The top takeaway of these shows is that decluttering is much easier said than done. So, what can you do to declutter your UI? Consider using one of these techniques:

  • Gather real user data If you have the ability to gather actual usage data, you’ll have a strong case from removing unused or rarely used features. While I don’t advocate using data without interpretation, as long as there isn’t a discoverability problem, removal is usually the right interpretation.
  • Highlight your top scenarios With your team, make printouts of all your screens, perform your top tasks, and highlight what you actually use during those tasks. Take a good hard look at what didn’t get highlighted. What bad thing would happen if they were removed? With this activity, you’ve demonstrated the answer: not much.
  • Try a simplified version I’m a strong advocate of considering design alternatives. One alternative to always try is a simplified version of your current design. Instead of going through the grinding process of cutting feature by feature, just go directly to the simplified results and give it a try. I bet you’ll be surprised how nobody misses what was removed.

A devious use of iPhone design

Here’s a fun exercise to help your team simplify a UI and perhaps even change its culture. Assuming that you don’t already have one, have your team design an iPhone app. (If your app does many tasks, do this for a few top tasks.) Before starting, you might want to quickly review the iPhone guidelines, point out that there is only so much screen space, typing is a pain, and that the best iPhone apps focus on doing one task well.

Once you are done, evaluate the results by performing the top tasks. If successful, chances are your team will say things like “This is great!” and “If we had this, I don’t think I would use our original app anymore!”

Now, take a step back and compare the iPhone app to your original app. Justify the complexity of the original app. Do you really miss the features that were removed? Does the ease of use, speed, and delight of the simplified iPhone version more than make up for the missing clutter? Is there any reason why your original app can’t be more like the iPhone version?

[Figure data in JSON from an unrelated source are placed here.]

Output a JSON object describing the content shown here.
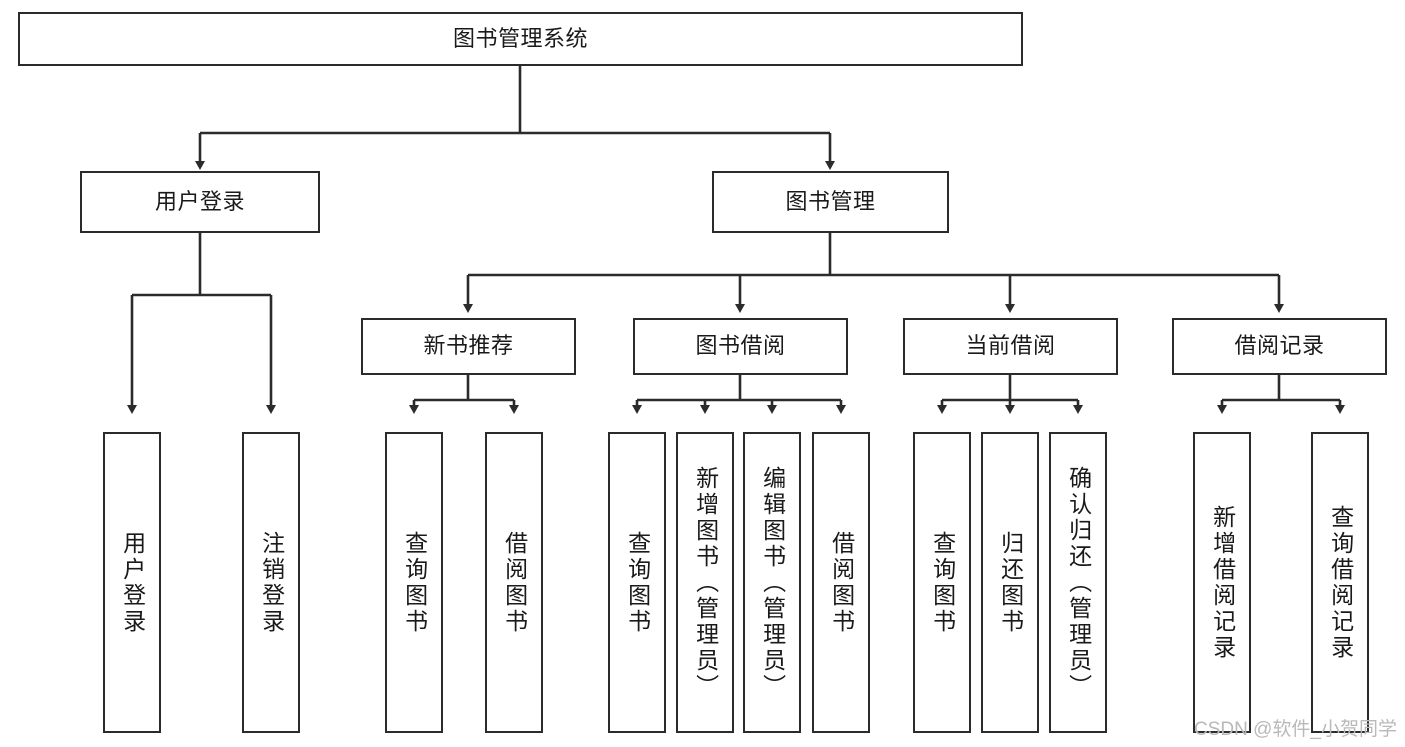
{
  "diagram": {
    "title": "图书管理系统",
    "type": "tree-hierarchy",
    "watermark": "CSDN @软件_小贺同学",
    "colors": {
      "stroke": "#2b2b2b",
      "fill": "#ffffff",
      "text": "#1a1a1a",
      "watermark": "#b9b9b9"
    },
    "nodes": {
      "root": {
        "label": "图书管理系统"
      },
      "level1": [
        {
          "id": "user-login",
          "label": "用户登录"
        },
        {
          "id": "book-manage",
          "label": "图书管理"
        }
      ],
      "level2": [
        {
          "id": "new-book-recommend",
          "label": "新书推荐"
        },
        {
          "id": "book-borrow",
          "label": "图书借阅"
        },
        {
          "id": "current-borrow",
          "label": "当前借阅"
        },
        {
          "id": "borrow-record",
          "label": "借阅记录"
        }
      ],
      "leaves": [
        {
          "id": "leaf-user-login",
          "label": "用户登录"
        },
        {
          "id": "leaf-logout-login",
          "label": "注销登录"
        },
        {
          "id": "leaf-query-book-1",
          "label": "查询图书"
        },
        {
          "id": "leaf-borrow-book-1",
          "label": "借阅图书"
        },
        {
          "id": "leaf-query-book-2",
          "label": "查询图书"
        },
        {
          "id": "leaf-add-book",
          "label": "新增图书（管理员）"
        },
        {
          "id": "leaf-edit-book",
          "label": "编辑图书（管理员）"
        },
        {
          "id": "leaf-borrow-book-2",
          "label": "借阅图书"
        },
        {
          "id": "leaf-query-book-3",
          "label": "查询图书"
        },
        {
          "id": "leaf-return-book",
          "label": "归还图书"
        },
        {
          "id": "leaf-confirm-return",
          "label": "确认归还（管理员）"
        },
        {
          "id": "leaf-add-borrow-record",
          "label": "新增借阅记录"
        },
        {
          "id": "leaf-query-borrow-record",
          "label": "查询借阅记录"
        }
      ]
    }
  }
}
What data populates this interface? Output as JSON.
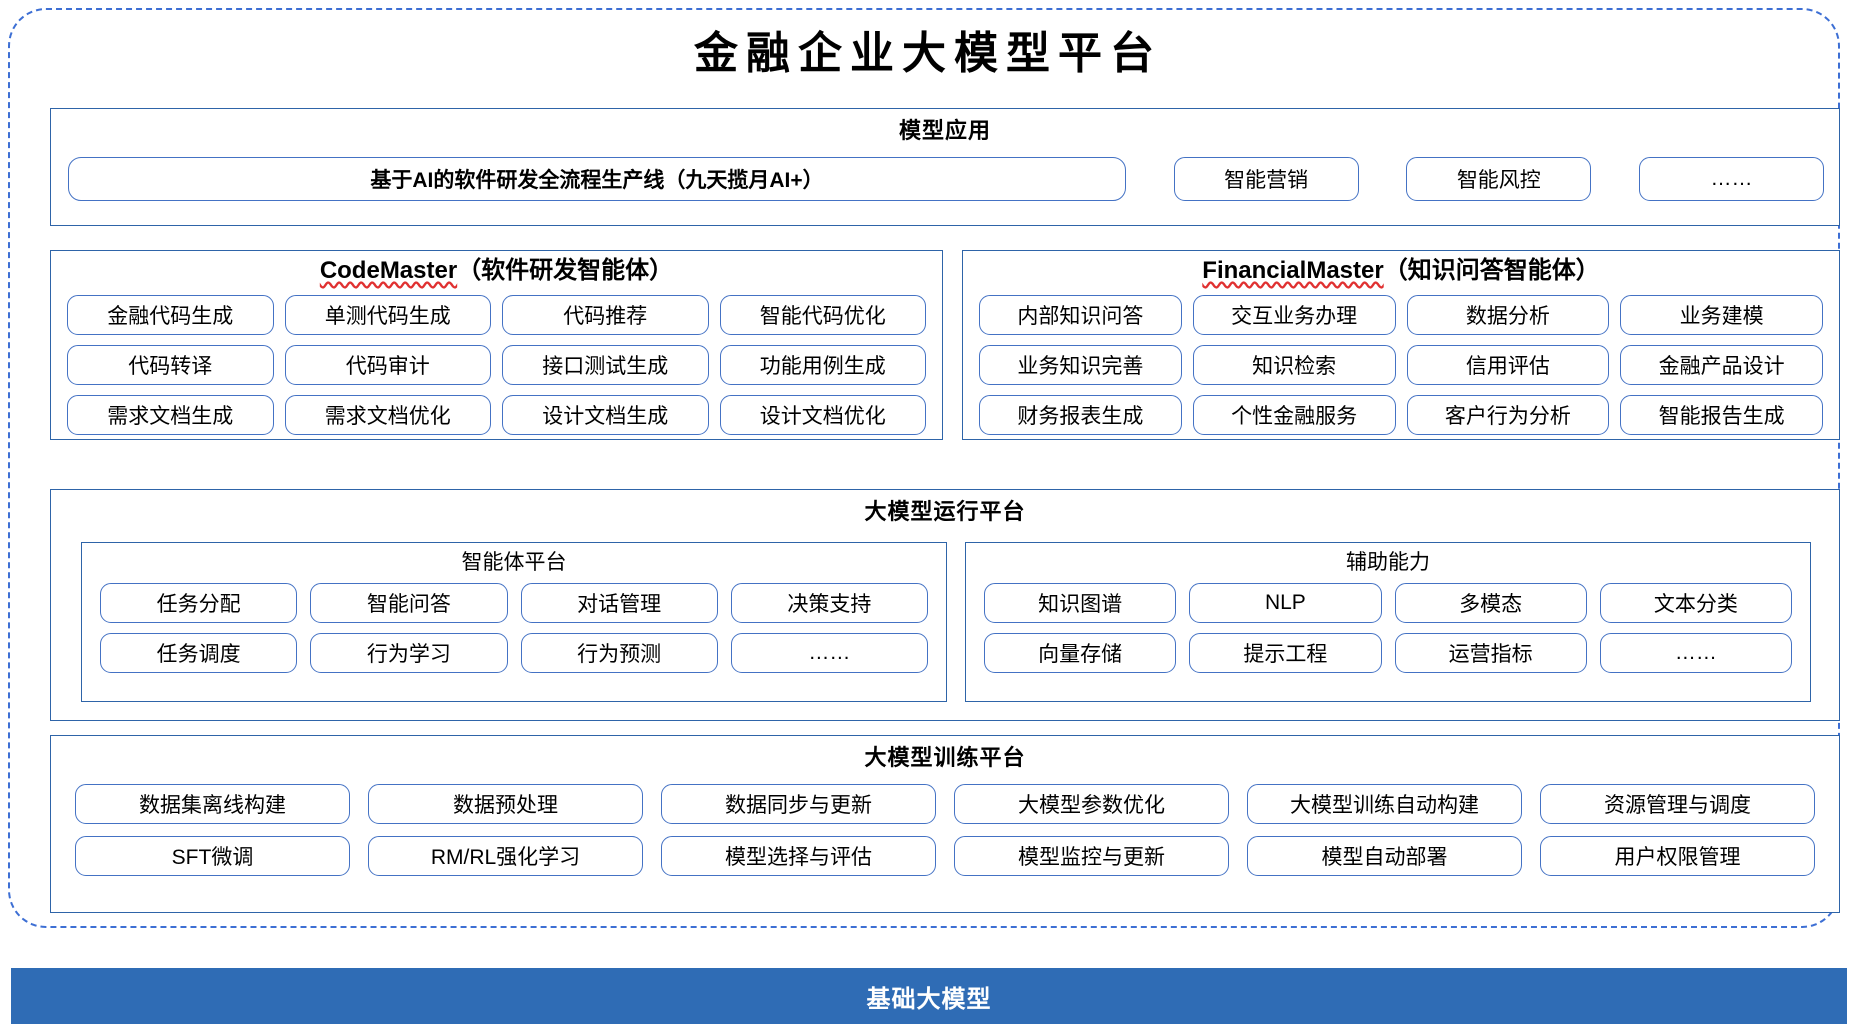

I bet your team will have trouble justifying the complexity of your original app. The iPhone platform demands simplicity and starting from a clean iPhone slate allows your team focus on the essentials without legacy baggage.

If you do only one thing… Don’t be a feature hoarder. Focus the UI on the features and options that your users actually use, not on what they might use. Value simplicity, organization, speed, and efficiency by getting rid of what gets in the way. Get in the habit of creating simplified design alternatives and seeing if they work better. Chances are, they will!

Looking for UX design interview questions? Show candidates a complex UI and ask them to simplify. When they recommend removing features and options, challenge them by explaining why there are there and seeing if the candidate can still convince you to remove them. The ability to make a persuasive case for simplicity is a valuable design skill.